BP gives in to Russian partners
by Philip P. Pan
07-09-08 The British energy giant BP and its billionaire partners in Russia's third-largest oil company said that they had resolved an ugly, high-profile battle for corporate control that had become a test of Moscow's openness to foreign investment.
BP gave in to demands by its partners in Russia to replace the joint venture's American chief executive, Robert Dudley, after refusing to do so for months. The company also agreed to sell new shares of a key subsidiary of the partnership. But BP retained its 50 % stake in the joint venture, TNK-BP, an outcome that had seemed uncertain given the Kremlin's interest in consolidating control of the nation's energy sector. BP also said it would be allowed to nominate Dudley's successor.
The accord follows eight months of increasingly bitter accusations between BP executives and the Russian tycoons with whom they went into business in 2003 to develop some of the most promising oil and gas fields in Russia. The joint venture has been
fabulously successful, paying out $ 18 bn in dividends to the shareholders in just five years. It accounts for as much as a quarter of BP's reserves and annual production.

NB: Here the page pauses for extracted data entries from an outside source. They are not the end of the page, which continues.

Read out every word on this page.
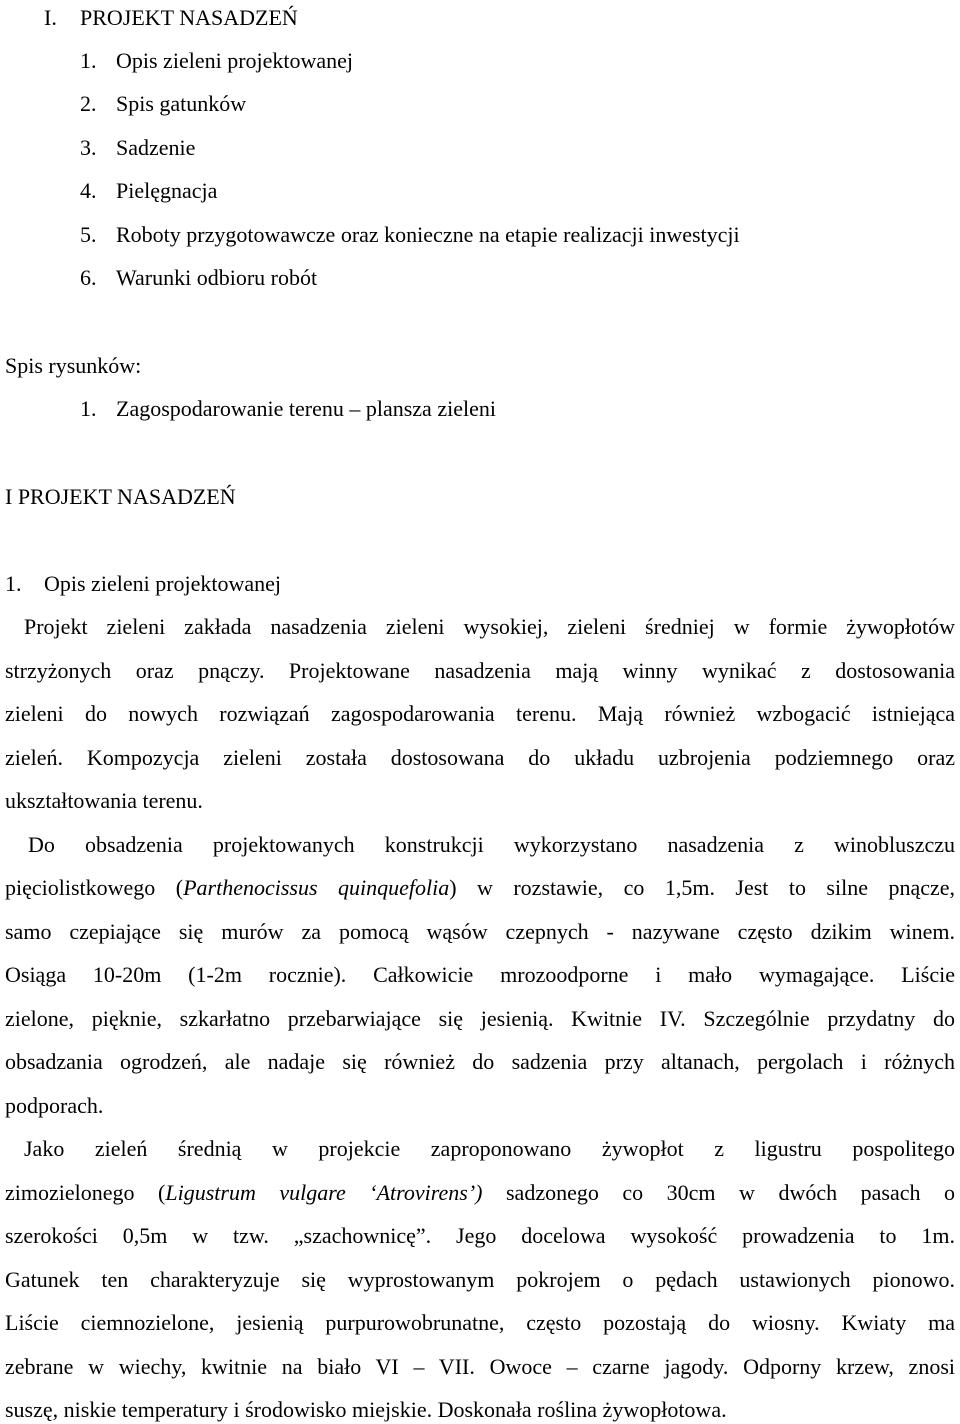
I. PROJEKT NASADZEŃ
1. Opis zieleni projektowanej
2. Spis gatunków
3. Sadzenie
4. Pielęgnacja
5. Roboty przygotowawcze oraz konieczne na etapie realizacji inwestycji
6. Warunki odbioru robót
Spis rysunków:
1. Zagospodarowanie terenu – plansza zieleni
I PROJEKT NASADZEŃ
1. Opis zieleni projektowanej
Projekt zieleni zakłada nasadzenia zieleni wysokiej, zieleni średniej w formie żywopłotów
strzyżonych oraz pnączy. Projektowane nasadzenia mają winny wynikać z dostosowania
zieleni do nowych rozwiązań zagospodarowania terenu. Mają również wzbogacić istniejąca
zieleń. Kompozycja zieleni została dostosowana do układu uzbrojenia podziemnego oraz
ukształtowania terenu.
Do obsadzenia projektowanych konstrukcji wykorzystano nasadzenia z winobluszczu
pięciolistkowego (Parthenocissus quinquefolia) w rozstawie, co 1,5m. Jest to silne pnącze,
samo czepiające się murów za pomocą wąsów czepnych - nazywane często dzikim winem.
Osiąga 10-20m (1-2m rocznie). Całkowicie mrozoodporne i mało wymagające. Liście
zielone, pięknie, szkarłatno przebarwiające się jesienią. Kwitnie IV. Szczególnie przydatny do
obsadzania ogrodzeń, ale nadaje się również do sadzenia przy altanach, pergolach i różnych
podporach.
Jako zieleń średnią w projekcie zaproponowano żywopłot z ligustru pospolitego
zimozielonego (Ligustrum vulgare ‘Atrovirens’) sadzonego co 30cm w dwóch pasach o
szerokości 0,5m w tzw. „szachownicę”. Jego docelowa wysokość prowadzenia to 1m.
Gatunek ten charakteryzuje się wyprostowanym pokrojem o pędach ustawionych pionowo.
Liście ciemnozielone, jesienią purpurowobrunatne, często pozostają do wiosny. Kwiaty ma
zebrane w wiechy, kwitnie na biało VI – VII. Owoce – czarne jagody. Odporny krzew, znosi
suszę, niskie temperatury i środowisko miejskie. Doskonała roślina żywopłotowa.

But simmering disputes over control of the firm flared into open hostility this year. The Russian stakeholders accused BP of ignoring their interests and proposals for overseas expansion. BP officials, meanwhile, voiced suspicions that their partners were trying to take cash out of the venture and siphon off prized assets.
The conflict worsened in July as Russian authorities escalated a tax investigation into the firm, raided its offices and arrested one of its employees on espionage charges. The government also caused an exodus of foreign employees by refusing to renew 148 visas.
BP executives said the "harassment" raised concerns that Russian businessmen could resolve commercial disputes by enlisting the help of government officials and bullying foreign investors. The company's partners said the government's actions were a
coincidence, and the Kremlin said it was neutral in the dispute.
Visa trubles forced Dudley to leave Moscow, and he has been running the company from abroad. He had become a focus of the conflict, with the tycoons in Russia -- Mikhail Fridman, German Khan, Viktor Vekselberg and Len Blavatnik -- complaining that he ran the firm as a BP subsidiary and demanding that he be fired.
In a statement, BP chief executive Tony Hayward described the deal to remove Dudley as "a sensible means of resolving a situation that could not continue without causing serious damage to what has been an immensely successful joint venture for all concerned." He added that BP would nominate a Russian-speaking candidate with extensive Russian business experience to replace Dudley, whom he called "an absolutely outstanding CEO of great courage and strength of character."
Under the deal, the appointment will require the unanimous approval of a new board, consisting of four members from each side and three independent members.
"You can safely say the conflict is over," said Stan Polovets, chief executive of the company that represents the Russian partners in the joint venture.
In a sign that the deal had the Kremlin's blessing, two senior officials -- presidential aide Arkady Dvorkovich and Deputy Prime Minister Igor Sechin -- were quoted voicing their approval in a statement released by the Russian partners.
Artem Konchin, an oil and gas analyst at UniCredit Aton, said the decision to float shares to the public for as much as 20 % of TNK-BP's main subsidiary was an important concession sought by the Russian partners. The increase in the number of shares in circulation will probably help raise the value of the parent company, giving the Russian partners greater leverage over setting a price if they sell their stake to Gazprom, the state-controlled energy company, he said.
Both BP and its Russian partners said that they had no plans to sell their stakes. But speculation about Gazprom's interest in the venture has
weighed on TNK-BP since the summer of 2007, when it sold a controlling stake in a large natural gas project to Gazprom at what was considered a below-market price after getting into a dispute with regulators.
At about the same time, the owner of one of Russia's largest private oil firms, Russneft, sold his company to an investor loyal to the Kremlin, complaining that the government was using regulatory tools to regain control of oil and gas properties privatized in the 1990s.
Several months earlier, Royal Dutch Shell was pressured into selling Gazprom a controlling stake in the world's largest oil and gas project, on Sakhalin-Island in Russia's Far East.